Solutions to the climate crisis do exist, in the forms of both technological change and social organization.
An excellent Bloomberg 7/28/23 article notes: “The biggest success of the energy transition has come about because of a simple rule: Make a lot of anything, and it gets easier to make even more at cheaper prices.” Until the last few years, clean-energy alternatives were too expensive to compete with fossil fuels. Today solar power costs just 11% of what it did in 2009. Offshore wind and battery prices fell 74% and 84% respectively, from 2012 to 2022, BloombergNEF data shows. “Those plummeting costs (but not permit delays) have pushed global power prices down to much that dirty fuels no longer make economic sense…There needs to be a concerted effort to look also at storage solutions.”

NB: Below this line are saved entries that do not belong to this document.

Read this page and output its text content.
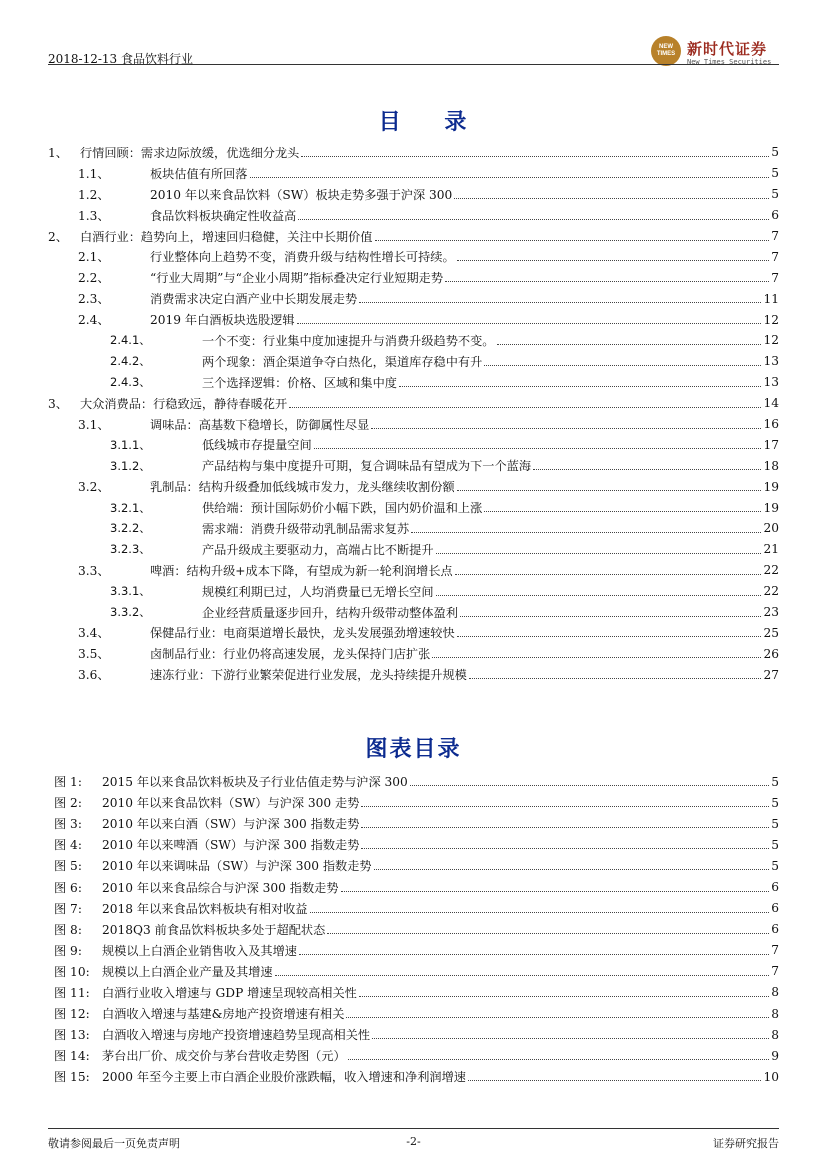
2018-12-13 食品饮料行业
NEW TIMES 新时代证券
New Times Securities
目 录
1、 行情回顾：需求边际放缓，优选细分龙头	5
1.1、	板块估值有所回落	5
1.2、	2010 年以来食品饮料（SW）板块走势多强于沪深 300	5
1.3、	食品饮料板块确定性收益高	6
2、 白酒行业：趋势向上，增速回归稳健，关注中长期价值	7
2.1、	行业整体向上趋势不变，消费升级与结构性增长可持续。	7
2.2、	“行业大周期”与“企业小周期”指标叠决定行业短期走势	7
2.3、	消费需求决定白酒产业中长期发展走势	11
2.4、	2019 年白酒板块选股逻辑	12
2.4.1、	一个不变：行业集中度加速提升与消费升级趋势不变。	12
2.4.2、	两个现象：酒企渠道争夺白热化，渠道库存稳中有升	13
2.4.3、	三个选择逻辑：价格、区域和集中度	13
3、 大众消费品：行稳致远，静待春暖花开	14
3.1、	调味品：高基数下稳增长，防御属性尽显	16
3.1.1、	低线城市存提量空间	17
3.1.2、	产品结构与集中度提升可期，复合调味品有望成为下一个蓝海	18
3.2、	乳制品：结构升级叠加低线城市发力，龙头继续收割份额	19
3.2.1、	供给端：预计国际奶价小幅下跌，国内奶价温和上涨	19
3.2.2、	需求端：消费升级带动乳制品需求复苏	20
3.2.3、	产品升级成主要驱动力，高端占比不断提升	21
3.3、	啤酒：结构升级+成本下降，有望成为新一轮利润增长点	22
3.3.1、	规模红利期已过，人均消费量已无增长空间	22
3.3.2、	企业经营质量逐步回升，结构升级带动整体盈利	23
3.4、	保健品行业：电商渠道增长最快，龙头发展强劲增速较快	25
3.5、	卤制品行业：行业仍将高速发展，龙头保持门店扩张	26
3.6、	速冻行业：下游行业繁荣促进行业发展，龙头持续提升规模	27
图表目录
图 1:	2015 年以来食品饮料板块及子行业估值走势与沪深 300	5
图 2:	2010 年以来食品饮料（SW）与沪深 300 走势	5
图 3:	2010 年以来白酒（SW）与沪深 300 指数走势	5
图 4:	2010 年以来啤酒（SW）与沪深 300 指数走势	5
图 5:	2010 年以来调味品（SW）与沪深 300 指数走势	5
图 6:	2010 年以来食品综合与沪深 300 指数走势	6
图 7:	2018 年以来食品饮料板块有相对收益	6
图 8:	2018Q3 前食品饮料板块多处于超配状态	6
图 9:	规模以上白酒企业销售收入及其增速	7
图 10:	规模以上白酒企业产量及其增速	7
图 11:	白酒行业收入增速与 GDP 增速呈现较高相关性	8
图 12:	白酒收入增速与基建&房地产投资增速有相关	8
图 13:	白酒收入增速与房地产投资增速趋势呈现高相关性	8
图 14:	茅台出厂价、成交价与茅台营收走势图（元）	9
图 15:	2000 年至今主要上市白酒企业股价涨跌幅，收入增速和净利润增速	10
敬请参阅最后一页免责声明	-2-	证券研究报告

But there is a problem. It is the same problem that many stock market investors encounter…short time horizons. According to a Bloomberg 7/26/23 article, “(there are)…growing doubts on the UK’s commitment to the carbon net-zero target of 2050. Higher borrowing costs and a cost-of-living crisis are pressuring political parties to consider watering down climate policies that may burden consumers ahead of a general election due before the end of January 2025. Prime Minister Rishi Sunak said earlier this week he would delay or abandon environment policies if they led to direct costs to consumers…” The 7/28/23 Bloomberg article published an estimate that the cost of capital investment to give the world a chance of staying within 1.5 C° by mid-century is a “head-spinning: $196 trillion.” In contrast, the world economy’s 2022 GDP was around $105 trillion. To tie things together, if you worry about the next generation’s vocation or its SAT scores, you must also worry about the average earth temperature.
Government will have to arrange market forces to advantage environmental investment. It took FDR several years to build the public support for the U.S. to enter WW II. *
This article started out as a presentation of an
interesting result. It turned out to be more timely.

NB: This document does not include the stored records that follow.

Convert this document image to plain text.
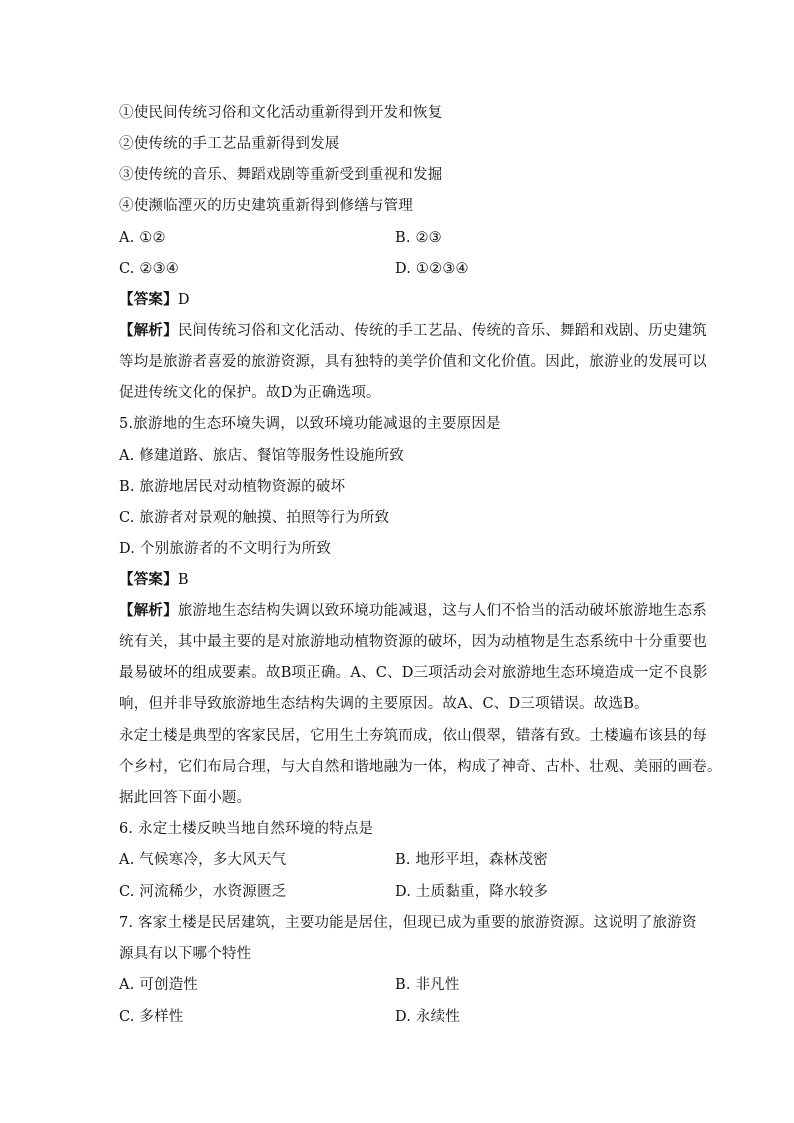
①使民间传统习俗和文化活动重新得到开发和恢复
②使传统的手工艺品重新得到发展
③使传统的音乐、舞蹈戏剧等重新受到重视和发掘
④使濒临湮灭的历史建筑重新得到修缮与管理
A. ①②	B. ②③
C. ②③④	D. ①②③④
【答案】D
【解析】民间传统习俗和文化活动、传统的手工艺品、传统的音乐、舞蹈和戏剧、历史建筑
等均是旅游者喜爱的旅游资源，具有独特的美学价值和文化价值。因此，旅游业的发展可以
促进传统文化的保护。故D为正确选项。
5.旅游地的生态环境失调，以致环境功能减退的主要原因是
A. 修建道路、旅店、餐馆等服务性设施所致
B. 旅游地居民对动植物资源的破坏
C. 旅游者对景观的触摸、拍照等行为所致
D. 个别旅游者的不文明行为所致
【答案】B
【解析】旅游地生态结构失调以致环境功能减退，这与人们不恰当的活动破坏旅游地生态系
统有关，其中最主要的是对旅游地动植物资源的破坏，因为动植物是生态系统中十分重要也
最易破坏的组成要素。故B项正确。A、C、D三项活动会对旅游地生态环境造成一定不良影
响，但并非导致旅游地生态结构失调的主要原因。故A、C、D三项错误。故选B。
永定土楼是典型的客家民居，它用生土夯筑而成，依山偎翠，错落有致。土楼遍布该县的每
个乡村，它们布局合理，与大自然和谐地融为一体，构成了神奇、古朴、壮观、美丽的画卷。
据此回答下面小题。
6. 永定土楼反映当地自然环境的特点是
A. 气候寒冷，多大风天气	B. 地形平坦，森林茂密
C. 河流稀少，水资源匮乏	D. 土质黏重，降水较多
7. 客家土楼是民居建筑，主要功能是居住，但现已成为重要的旅游资源。这说明了旅游资
源具有以下哪个特性
A. 可创造性	B. 非凡性
C. 多样性	D. 永续性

The Guardian (U.K.) 7/25/23
“The results makes it crystal clear human-caused
global heating (note the choice of words) is already
destroying lives and livelihoods across the world,
making the need to cut emissions more urgent….
‘There is a rapidly closing window of opportunity to
secure a livable and sustainable future for all.’”
* 8/3/23 Akshat Rathi, Bloomberg reporter and PhD in organic chemistry from Oxford was interviewing Kim Robinson, author of the noted sci-fi novel, “The Ministry for the Future.” The interviewee asked the interviewer, whether things were getting better. The answer was, “yes.” “I’ve been a climate journalist for seven years now…every year has been a completely different year…either the subject is so vast that it does just take that much time…(or-inclusive) the world in that period has done so much. That we have gone from a world where temperatures of 5 to 6 degrees Celsius, were completely within the realm of possibility by the end of the century…Now we are looking at 3 degrees Celsius which is a pretty bad scenario, but that is not the dystopia that (could have occurred)…the direction is better than it was a few years ago.” The above motto is still a very good idea.